Attractive extensive collection of well-annotated original photos of Alaska, from the 1920s. Compiled by Lawrence Alfred Stephenson – most likely, a resident of Anchorage, the album includes unsigned photos (possibly, taken by Stephenson himself), as well as images taken by several noted Alaskan photographers: Charles “Red” Nelson, Robert Bragaw, H.W. Steward, Earl Rossman, George L. Johnson, & others. The album contains six colour-tinted photos by Charles “Red” Nelson. The first photo showing Mt. Denali is supplemented by a piece of birch bark with the handwritten caption about “Mt. McKinley,” which erroneously notes that “so far no one has ever been to the top.” The album was compiled in the late 1920s (according to the presentation inscription, dated “1929”), but the first successful ascent of the southern peak of Mount Denali took place already in 1913. The other colour-tinted photos show Cook Inlet near Anchorage, Mt. Susitna, Russian Creek near Seward, a winter forest and an Alaskan waterfall. A large panoramic photo depicts a dog musher and his team. The smaller photos include a series of excellent views of central Alaska and the Kenai Peninsula, showing Knik Arm, Lake Spenard, the beach in Anchorage, Mt. Denali, Tanana River, Kantishna district, Cache Creek (with the view of a “placer mining camp”), “Peters Creek mining district,” a “camp of survey party,” steamer “Betty M.” “hauling freight up the Susitna River,” Susitna River “just before freezeup,” Curry – “division point on Alaska Railroad and tourist camp” (now a ghost town), “500 foot suspension bridge at Curry,” “mining camp in Yentna mining district,” “Alaska Road Commission camp near Talkeetna,” Lake Kenai, Resurrection River, Bald Mountain, Tustumena glacier, Nuka Bay glacier, &c. The other photos show Prince William Sound, the environs of Juneau, Inside Passage, “S.S. Aleutian at Columbia Glacier,” &c. Another interesting image shows the harbour of Latouche – a no longer existing mining community on Latouche Island (Prince William Sound). A post office was established here in 1905 and discontinued in 1955. There are also photos of Alaskan settlements in winter, trappers’ cabins and survey camps, the loghouse office of the Superintendent of “Mt. McKinley National Park,” the gateway to the park, the Alaska Railroad in winter, &c.

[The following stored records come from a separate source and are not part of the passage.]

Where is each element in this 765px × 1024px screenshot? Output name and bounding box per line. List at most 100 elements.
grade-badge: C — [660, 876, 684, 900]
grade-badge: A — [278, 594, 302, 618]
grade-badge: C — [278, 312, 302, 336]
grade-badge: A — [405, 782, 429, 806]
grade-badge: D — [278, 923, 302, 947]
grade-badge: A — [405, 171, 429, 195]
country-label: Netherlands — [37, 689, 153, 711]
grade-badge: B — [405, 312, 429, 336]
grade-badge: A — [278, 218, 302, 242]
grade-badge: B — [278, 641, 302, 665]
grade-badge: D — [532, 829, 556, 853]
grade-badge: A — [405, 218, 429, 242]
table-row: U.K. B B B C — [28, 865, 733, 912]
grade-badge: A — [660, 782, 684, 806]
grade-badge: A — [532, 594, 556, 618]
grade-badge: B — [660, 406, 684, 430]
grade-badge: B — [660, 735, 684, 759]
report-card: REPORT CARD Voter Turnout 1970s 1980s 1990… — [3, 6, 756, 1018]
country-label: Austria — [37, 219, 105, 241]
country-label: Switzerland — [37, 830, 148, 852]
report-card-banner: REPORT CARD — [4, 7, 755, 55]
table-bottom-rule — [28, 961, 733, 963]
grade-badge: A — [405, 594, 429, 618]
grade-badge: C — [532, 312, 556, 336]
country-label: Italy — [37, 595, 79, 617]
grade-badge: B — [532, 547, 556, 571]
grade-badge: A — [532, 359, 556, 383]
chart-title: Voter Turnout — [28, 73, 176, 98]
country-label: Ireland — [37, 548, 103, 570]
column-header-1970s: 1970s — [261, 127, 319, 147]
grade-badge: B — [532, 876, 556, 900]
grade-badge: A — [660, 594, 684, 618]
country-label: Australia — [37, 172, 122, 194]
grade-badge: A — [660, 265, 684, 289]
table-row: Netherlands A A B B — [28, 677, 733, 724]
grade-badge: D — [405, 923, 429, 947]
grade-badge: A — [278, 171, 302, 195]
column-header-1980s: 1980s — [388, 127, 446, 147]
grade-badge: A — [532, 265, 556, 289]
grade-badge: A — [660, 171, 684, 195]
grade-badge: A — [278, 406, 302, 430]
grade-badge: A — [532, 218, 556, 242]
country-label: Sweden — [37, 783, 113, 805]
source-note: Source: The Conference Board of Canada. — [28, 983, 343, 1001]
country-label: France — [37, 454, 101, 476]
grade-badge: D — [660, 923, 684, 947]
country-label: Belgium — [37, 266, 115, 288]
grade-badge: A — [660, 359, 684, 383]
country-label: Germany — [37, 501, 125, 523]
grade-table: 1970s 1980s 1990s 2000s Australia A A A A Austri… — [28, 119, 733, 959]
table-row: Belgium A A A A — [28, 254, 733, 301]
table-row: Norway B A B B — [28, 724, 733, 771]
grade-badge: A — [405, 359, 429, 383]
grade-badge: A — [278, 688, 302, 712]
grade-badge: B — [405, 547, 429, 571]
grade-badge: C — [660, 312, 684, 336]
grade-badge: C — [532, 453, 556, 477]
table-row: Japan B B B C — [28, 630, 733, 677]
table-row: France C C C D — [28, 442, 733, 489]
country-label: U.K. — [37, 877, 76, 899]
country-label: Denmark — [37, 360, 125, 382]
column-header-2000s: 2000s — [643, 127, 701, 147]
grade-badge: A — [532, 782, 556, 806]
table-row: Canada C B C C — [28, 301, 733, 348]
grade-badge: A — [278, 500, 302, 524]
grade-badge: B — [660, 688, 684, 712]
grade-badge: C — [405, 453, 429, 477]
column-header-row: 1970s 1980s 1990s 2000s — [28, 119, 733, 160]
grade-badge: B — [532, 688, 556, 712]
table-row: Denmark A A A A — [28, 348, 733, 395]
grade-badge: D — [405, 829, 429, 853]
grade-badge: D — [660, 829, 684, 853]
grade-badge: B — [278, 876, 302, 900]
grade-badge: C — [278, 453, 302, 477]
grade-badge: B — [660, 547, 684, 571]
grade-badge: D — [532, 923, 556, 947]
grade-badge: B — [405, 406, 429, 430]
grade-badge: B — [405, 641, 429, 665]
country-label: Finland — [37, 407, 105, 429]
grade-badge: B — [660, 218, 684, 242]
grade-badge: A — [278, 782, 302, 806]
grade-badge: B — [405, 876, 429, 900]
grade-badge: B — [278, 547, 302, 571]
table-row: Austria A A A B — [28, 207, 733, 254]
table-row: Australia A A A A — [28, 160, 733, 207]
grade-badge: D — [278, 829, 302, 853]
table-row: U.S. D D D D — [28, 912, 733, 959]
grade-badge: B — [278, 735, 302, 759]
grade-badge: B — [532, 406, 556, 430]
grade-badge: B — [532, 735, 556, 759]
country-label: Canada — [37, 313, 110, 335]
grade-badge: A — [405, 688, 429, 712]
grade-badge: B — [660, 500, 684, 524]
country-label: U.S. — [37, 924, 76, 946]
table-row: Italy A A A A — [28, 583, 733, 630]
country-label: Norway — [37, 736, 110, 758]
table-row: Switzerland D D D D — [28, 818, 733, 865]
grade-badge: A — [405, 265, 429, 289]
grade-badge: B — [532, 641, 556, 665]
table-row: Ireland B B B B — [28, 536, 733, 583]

Several photos portray native Alaskans – “Eskimo” (Yupic) seal hunters, families and children, show the interior of the Orthodox Christian Cathedral in Kodiak and traditional graves on the Eklutna cemetery. Two photos depict famous dog musher Leonhard Seppala (1877-1967) and his dogs, who played the pivotal role in the 1925 serum run to Nome. The compiler’s manuscript caption reads: “Seppala and his famous “Relief Team” went to Nome, Alaska, in record time with medical supplies during epidemic.”
The other images show Alaska Huskies, scenes of dog mushing, hunting and fishing, Alaskan wildlife (brown and Kodiak bears, foxes, lynxes, goats, caribou, moose, porcupine, beavers, birds of prey, &c.). There are also photos of placer gold mining, gold dredges, a 42 oz. gold nugget, &c. The last photo depicts a plane of the Alaskan aviation pioneer Russel Merrill (1894-1929), who made the first attempt to cross the Gulf of Alaska by plane, and discovered the short route through the Alaska Range (the pass was named after him), and made one of the first night landings in Alaska. The extensive manuscript caption lists Merril’s achievements and remarks that he was “lost on Cook’s Inlet, Sept. 16, 1929.” Overall an attractive extensive collection of original photos, giving a comprehensive overview of life in central Alaska in the 1920s.